Je sirotais un café froid dans un mug fendu du laboratoire. Pas le genre de labo avec des blouses qui volent et des eureka enthousiastes. Non. Le Laboratoire Hubert Curien, c’est autre chose. Officiellement, on y fait de la photonique. Officieusement, on éclaire des zones bien plus sombres.
Je pensais passer une journée tranquille, peut-être trafiquer un alignement d’optique ou deux, quand un dossier sans titre a atterri sur mon bureau. Une mission. New York. Urgence modérée, discrétion maximale. Pas de détails, juste une adresse et une phrase : “Tu comprendras sur place.”
J’ai pris l’avion avec un sac léger et des questions pleines les poches. J’étais pas censé poser les yeux sur ce que j’ai vu. Mais une fois là-bas, dans l’Upper West Side, le tableau s’est vite éclairci.
Le type dont il était question… c’était pas n’importe qui. Une star de la musique, du business, du genre à claquer des millions pour une soirée où personne ne se regarde dans les yeux. Des rumeurs flottaient autour de lui depuis des années : manipulation, contrôle, silence acheté à prix fort. Mais cette fois, le vernis s’est fissuré.

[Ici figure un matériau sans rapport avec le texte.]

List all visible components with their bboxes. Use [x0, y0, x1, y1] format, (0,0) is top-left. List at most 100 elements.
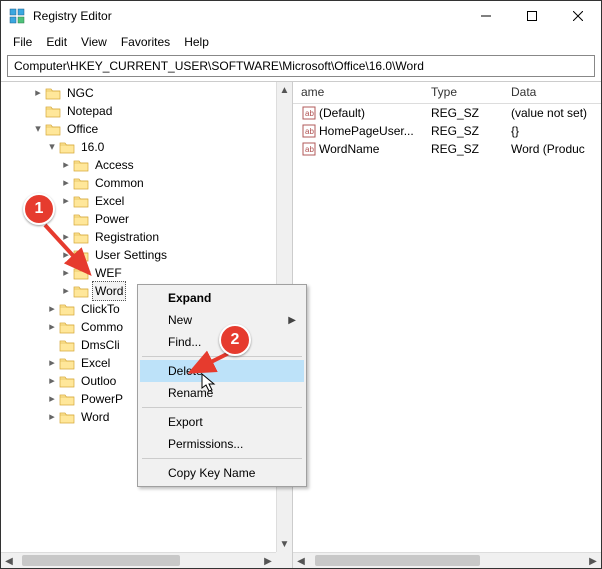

Trafic, coercition, et un stock d’huile pour bébé qui dépasse l’entendement — cent cinquante flacons, tous bien rangés, comme si c’était normal. Mais rien n’est normal, pas dans ce milieu.
J’ai pas déposé grand-chose. Une clé, un fragment de serveur, quelques mots glissés dans la mauvaise oreille. Parfois, c’est tout ce qu’il faut pour faire trembler les murs.

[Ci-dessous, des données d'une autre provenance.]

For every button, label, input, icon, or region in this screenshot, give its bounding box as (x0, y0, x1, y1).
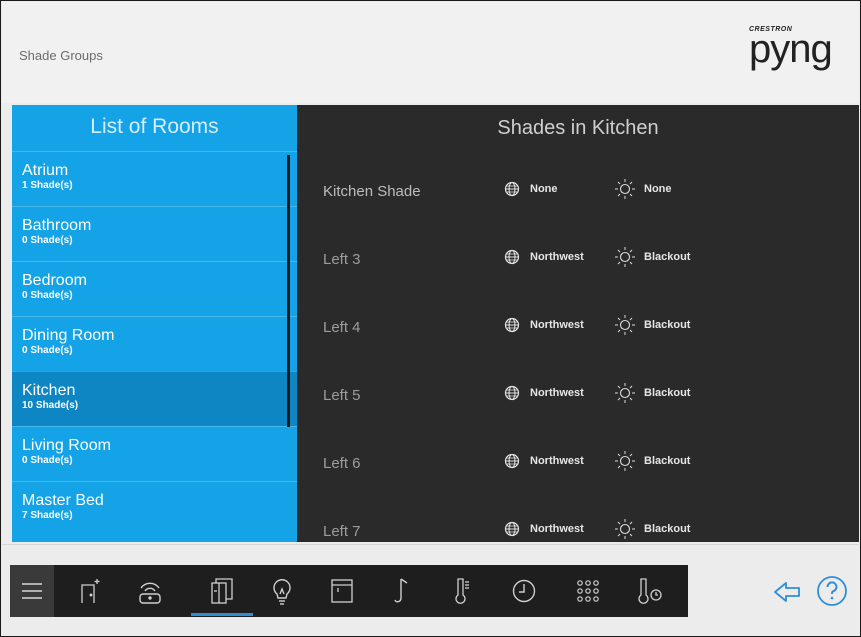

Quand les infos sont tombées, j’étais déjà rentré. Planqué derrière mon banc d’optique, à faire semblant de mesurer des spectres pendant que les chaînes balançaient des images de perquisitions. Lui, menotté. Moi, planqué. Chacun sa manière d’être coincé.

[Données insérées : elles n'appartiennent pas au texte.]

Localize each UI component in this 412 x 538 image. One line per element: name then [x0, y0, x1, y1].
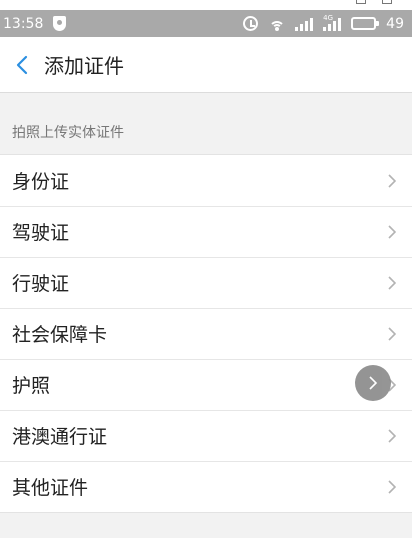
chevron-right-icon: [388, 224, 396, 239]
list-item-label: 其他证件: [12, 477, 89, 499]
wifi-icon: [268, 17, 285, 31]
signal-icon: [295, 17, 314, 31]
chevron-right-icon: [388, 275, 396, 290]
list-item-other-documents[interactable]: 其他证件: [0, 461, 412, 512]
list-item-label: 护照: [12, 375, 51, 397]
window-control-icon[interactable]: [382, 0, 392, 4]
chevron-right-icon: [388, 428, 396, 443]
list-item-passport[interactable]: 护照: [0, 359, 412, 410]
status-bar: 13:58 4G 49: [0, 10, 412, 37]
chevron-right-icon: [388, 173, 396, 188]
alarm-icon: [243, 16, 259, 31]
floating-assistive-button[interactable]: [355, 365, 391, 401]
list-item-hk-macau-permit[interactable]: 港澳通行证: [0, 410, 412, 461]
minimize-icon[interactable]: [356, 0, 366, 4]
list-item-social-security-card[interactable]: 社会保障卡: [0, 308, 412, 359]
list-item-id-card[interactable]: 身份证: [0, 155, 412, 206]
chevron-left-icon: [16, 55, 28, 74]
document-type-list: 身份证 驾驶证 行驶证 社会保障卡 护照 港澳通行证 其他证件: [0, 154, 412, 513]
page-title: 添加证件: [44, 54, 124, 78]
list-item-vehicle-license[interactable]: 行驶证: [0, 257, 412, 308]
back-button[interactable]: [0, 37, 44, 93]
status-time: 13:58: [3, 15, 44, 32]
chevron-right-icon: [388, 326, 396, 341]
list-item-label: 驾驶证: [12, 222, 70, 244]
chevron-right-icon: [388, 479, 396, 494]
chevron-right-icon: [369, 376, 378, 390]
list-item-label: 行驶证: [12, 273, 70, 295]
list-item-driver-license[interactable]: 驾驶证: [0, 206, 412, 257]
battery-text: 49: [386, 15, 404, 32]
navigation-bar: 添加证件: [0, 37, 412, 93]
battery-icon: [351, 17, 380, 30]
window-top-strip: [0, 0, 412, 10]
signal-4g-icon: 4G: [323, 13, 342, 31]
list-item-label: 身份证: [12, 171, 70, 193]
list-item-label: 港澳通行证: [12, 426, 108, 448]
shield-icon: [53, 16, 67, 31]
list-item-label: 社会保障卡: [12, 324, 108, 346]
section-title: 拍照上传实体证件: [12, 125, 124, 141]
network-tag: 4G: [323, 13, 334, 22]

Le labo ne m’a rien dit. Pas un mot, pas un regard. Ils fonctionnent comme ça. Tu livres, tu te tais, et tu continues comme si rien ne s’était passé. Mais une fois que t’as vu ce qu’il y a derrière les rideaux, difficile de remettre la blouse comme avant.
Je sais pas encore pourquoi ils m’ont choisi moi. Peut-être parce que je parle peu. Peut-être parce que j’ai compris qu’ici, la lumière est un outil. Et l’ombre, un langage.